Thomas Lord offers the following commentary/critique in the Autonomo.us mailing list:

“The article asserts that “it is now generally accepted that the future will involve a blend of both proprietary and open-source software”. There is a banal sense in which that’s true: nobody expects proprietary software to stop being sold anytime soon. In its context, though, the Economist appears to assert that there is consensus this situation is a good thing.

In other words, the Economist is unconcerned with and apparently unaware of or snubbing the free software movement.

There orientation in that regard appears and effects their view of the cloud. They identify “the problem” this way:

“But customers risk losing control once again, in particular over their data, as they migrate into the cloud. Moving from one service provider to another could be even more difficult than switching between software packages in the old days. For a foretaste of this problem, try moving your MySpace profile to Facebook without manually retyping everything.”

In other words, they are Just Fine with centralized, proprietary surveillance-oriented services just so long as those services agree to compete over portable data.

The Economist cares not a whit for user’s software freedoms on the server.

Perhaps it would be worth-while to write openly to them reminding them of the difference between the open source marketing campaign and the free software movement and, from there, pointing out how user’s are still harmed by these kinds of proprietary services even if there is competition among them.

Certainly, data portability is a goal that can be shared between open source cartels, the free software movement, and users. Indeed, issues of data portability are nothing new in the history of computing.

But data portability alone is not enough to protect users.”

1 Comment Freeing the cloud

  1. AvatarSepp Hasslberger

    Perhaps it would be worth-while to write openly to them reminding them of the difference between the open source marketing campaign and the free software movement …</blockquote

    I have a feeling that “the cloud” has been appropriated by large corporations that are getting ready to milk those using it.

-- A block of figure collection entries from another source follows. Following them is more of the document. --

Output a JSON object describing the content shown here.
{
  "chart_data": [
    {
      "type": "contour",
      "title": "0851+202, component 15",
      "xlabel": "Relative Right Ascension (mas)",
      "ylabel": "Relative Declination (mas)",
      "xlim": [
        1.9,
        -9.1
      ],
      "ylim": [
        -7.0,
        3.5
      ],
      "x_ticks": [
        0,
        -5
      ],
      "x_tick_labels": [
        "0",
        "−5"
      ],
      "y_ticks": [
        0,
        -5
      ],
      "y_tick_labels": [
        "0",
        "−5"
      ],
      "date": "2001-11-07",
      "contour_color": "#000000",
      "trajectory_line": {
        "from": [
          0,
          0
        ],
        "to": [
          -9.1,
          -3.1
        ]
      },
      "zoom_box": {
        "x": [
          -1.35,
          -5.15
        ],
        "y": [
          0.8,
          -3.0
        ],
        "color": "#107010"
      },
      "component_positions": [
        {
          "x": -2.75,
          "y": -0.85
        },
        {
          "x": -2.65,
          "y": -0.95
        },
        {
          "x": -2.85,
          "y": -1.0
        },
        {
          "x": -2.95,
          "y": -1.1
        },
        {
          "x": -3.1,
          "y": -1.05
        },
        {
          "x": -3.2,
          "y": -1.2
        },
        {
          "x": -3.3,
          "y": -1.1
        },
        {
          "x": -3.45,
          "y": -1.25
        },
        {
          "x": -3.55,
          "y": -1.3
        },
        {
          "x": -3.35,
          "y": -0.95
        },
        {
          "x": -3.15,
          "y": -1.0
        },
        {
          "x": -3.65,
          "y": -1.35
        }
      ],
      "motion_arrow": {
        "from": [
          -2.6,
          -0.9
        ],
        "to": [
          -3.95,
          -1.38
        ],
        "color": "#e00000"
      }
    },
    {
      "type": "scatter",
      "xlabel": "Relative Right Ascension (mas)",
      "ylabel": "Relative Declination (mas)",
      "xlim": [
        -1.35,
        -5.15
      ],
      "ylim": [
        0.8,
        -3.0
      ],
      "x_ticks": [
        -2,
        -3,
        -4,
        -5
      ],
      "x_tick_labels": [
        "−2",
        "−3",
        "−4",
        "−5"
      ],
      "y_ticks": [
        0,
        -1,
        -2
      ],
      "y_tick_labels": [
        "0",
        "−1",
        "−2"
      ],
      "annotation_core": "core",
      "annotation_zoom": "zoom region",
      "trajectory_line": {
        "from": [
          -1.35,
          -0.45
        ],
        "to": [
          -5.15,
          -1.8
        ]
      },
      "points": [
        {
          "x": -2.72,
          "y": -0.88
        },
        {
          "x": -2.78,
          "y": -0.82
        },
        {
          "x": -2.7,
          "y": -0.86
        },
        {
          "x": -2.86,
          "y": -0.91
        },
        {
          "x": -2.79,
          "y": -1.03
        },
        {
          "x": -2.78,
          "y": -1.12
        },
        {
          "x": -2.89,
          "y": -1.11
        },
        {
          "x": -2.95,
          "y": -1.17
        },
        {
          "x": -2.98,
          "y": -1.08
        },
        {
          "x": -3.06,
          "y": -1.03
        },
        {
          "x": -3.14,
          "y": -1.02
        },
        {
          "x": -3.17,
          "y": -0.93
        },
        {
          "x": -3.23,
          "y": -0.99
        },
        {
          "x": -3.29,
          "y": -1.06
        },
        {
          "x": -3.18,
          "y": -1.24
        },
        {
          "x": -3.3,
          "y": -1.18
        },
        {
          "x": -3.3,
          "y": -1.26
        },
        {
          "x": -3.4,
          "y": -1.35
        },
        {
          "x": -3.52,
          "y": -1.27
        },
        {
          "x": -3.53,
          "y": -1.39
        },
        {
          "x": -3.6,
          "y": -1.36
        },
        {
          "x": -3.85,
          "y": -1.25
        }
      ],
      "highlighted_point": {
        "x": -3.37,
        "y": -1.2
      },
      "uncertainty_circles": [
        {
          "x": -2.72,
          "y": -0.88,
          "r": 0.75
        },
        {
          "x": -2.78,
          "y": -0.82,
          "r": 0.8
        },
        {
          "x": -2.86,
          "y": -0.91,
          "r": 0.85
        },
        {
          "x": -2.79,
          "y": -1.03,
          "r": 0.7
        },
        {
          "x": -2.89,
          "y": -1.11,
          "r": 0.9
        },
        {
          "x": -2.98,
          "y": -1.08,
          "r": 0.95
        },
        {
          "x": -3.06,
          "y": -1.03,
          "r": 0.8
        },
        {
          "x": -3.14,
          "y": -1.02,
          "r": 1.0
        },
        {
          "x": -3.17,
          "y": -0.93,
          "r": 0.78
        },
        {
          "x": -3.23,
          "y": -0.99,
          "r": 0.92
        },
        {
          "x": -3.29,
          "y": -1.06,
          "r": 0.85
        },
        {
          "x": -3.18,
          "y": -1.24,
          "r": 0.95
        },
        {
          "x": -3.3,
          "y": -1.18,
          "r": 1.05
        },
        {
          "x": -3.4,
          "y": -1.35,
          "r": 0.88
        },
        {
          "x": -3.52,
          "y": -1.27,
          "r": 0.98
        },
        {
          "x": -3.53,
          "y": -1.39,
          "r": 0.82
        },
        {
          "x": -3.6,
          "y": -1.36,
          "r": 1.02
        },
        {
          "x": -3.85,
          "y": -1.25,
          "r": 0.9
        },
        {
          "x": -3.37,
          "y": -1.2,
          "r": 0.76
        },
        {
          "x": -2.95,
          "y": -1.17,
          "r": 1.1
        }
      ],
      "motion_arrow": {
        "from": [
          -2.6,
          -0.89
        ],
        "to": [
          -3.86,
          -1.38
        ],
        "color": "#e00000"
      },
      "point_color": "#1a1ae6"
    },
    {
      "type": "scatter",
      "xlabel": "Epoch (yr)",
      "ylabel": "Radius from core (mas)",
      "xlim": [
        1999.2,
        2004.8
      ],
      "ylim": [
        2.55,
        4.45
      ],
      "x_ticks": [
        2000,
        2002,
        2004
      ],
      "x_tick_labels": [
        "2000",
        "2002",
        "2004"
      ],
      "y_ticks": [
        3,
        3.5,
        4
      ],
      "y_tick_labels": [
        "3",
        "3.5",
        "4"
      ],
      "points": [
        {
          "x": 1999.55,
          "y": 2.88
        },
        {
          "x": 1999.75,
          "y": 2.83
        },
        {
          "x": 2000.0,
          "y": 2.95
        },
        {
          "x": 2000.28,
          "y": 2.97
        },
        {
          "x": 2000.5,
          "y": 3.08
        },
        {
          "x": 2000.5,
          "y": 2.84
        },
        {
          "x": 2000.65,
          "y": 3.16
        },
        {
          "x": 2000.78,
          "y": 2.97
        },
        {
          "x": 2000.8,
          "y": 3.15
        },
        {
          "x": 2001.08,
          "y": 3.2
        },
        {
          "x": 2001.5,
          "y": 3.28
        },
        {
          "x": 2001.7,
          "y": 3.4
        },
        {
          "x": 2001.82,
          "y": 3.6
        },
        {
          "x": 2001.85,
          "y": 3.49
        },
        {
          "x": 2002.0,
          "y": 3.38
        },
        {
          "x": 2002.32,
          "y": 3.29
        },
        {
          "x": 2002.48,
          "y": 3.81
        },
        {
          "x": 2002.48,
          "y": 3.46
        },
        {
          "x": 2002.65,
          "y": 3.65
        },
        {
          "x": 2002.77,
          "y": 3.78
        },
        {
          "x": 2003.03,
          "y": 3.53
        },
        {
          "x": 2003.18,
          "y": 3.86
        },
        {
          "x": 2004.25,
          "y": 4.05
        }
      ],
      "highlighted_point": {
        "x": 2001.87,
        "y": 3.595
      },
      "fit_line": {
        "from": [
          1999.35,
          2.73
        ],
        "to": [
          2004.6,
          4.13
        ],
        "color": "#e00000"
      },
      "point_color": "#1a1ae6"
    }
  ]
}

    Perhaps a better course of action would be to work to make our own cloud. There should be an open source/free software cloud made up of directly linked computers – our own. Why not develop software that allows us to leverage the computing power and storage space that sits largely wasted in millions of personal computers connected to the internet for cloud applications. Storage, computing, direct interaction without any central server, social networking on the cloud, file exchange, our own currency … there must be thousands of ways to use the real cloud, the one that is user driven and maintained, not some commercially driven variant of it.

    What is being promoted as “the cloud” is a pale commercial version that perpetuates the client/server paradigm by merely linking the servers and sharing the customers.

    Freeing the cloud would really be making our own!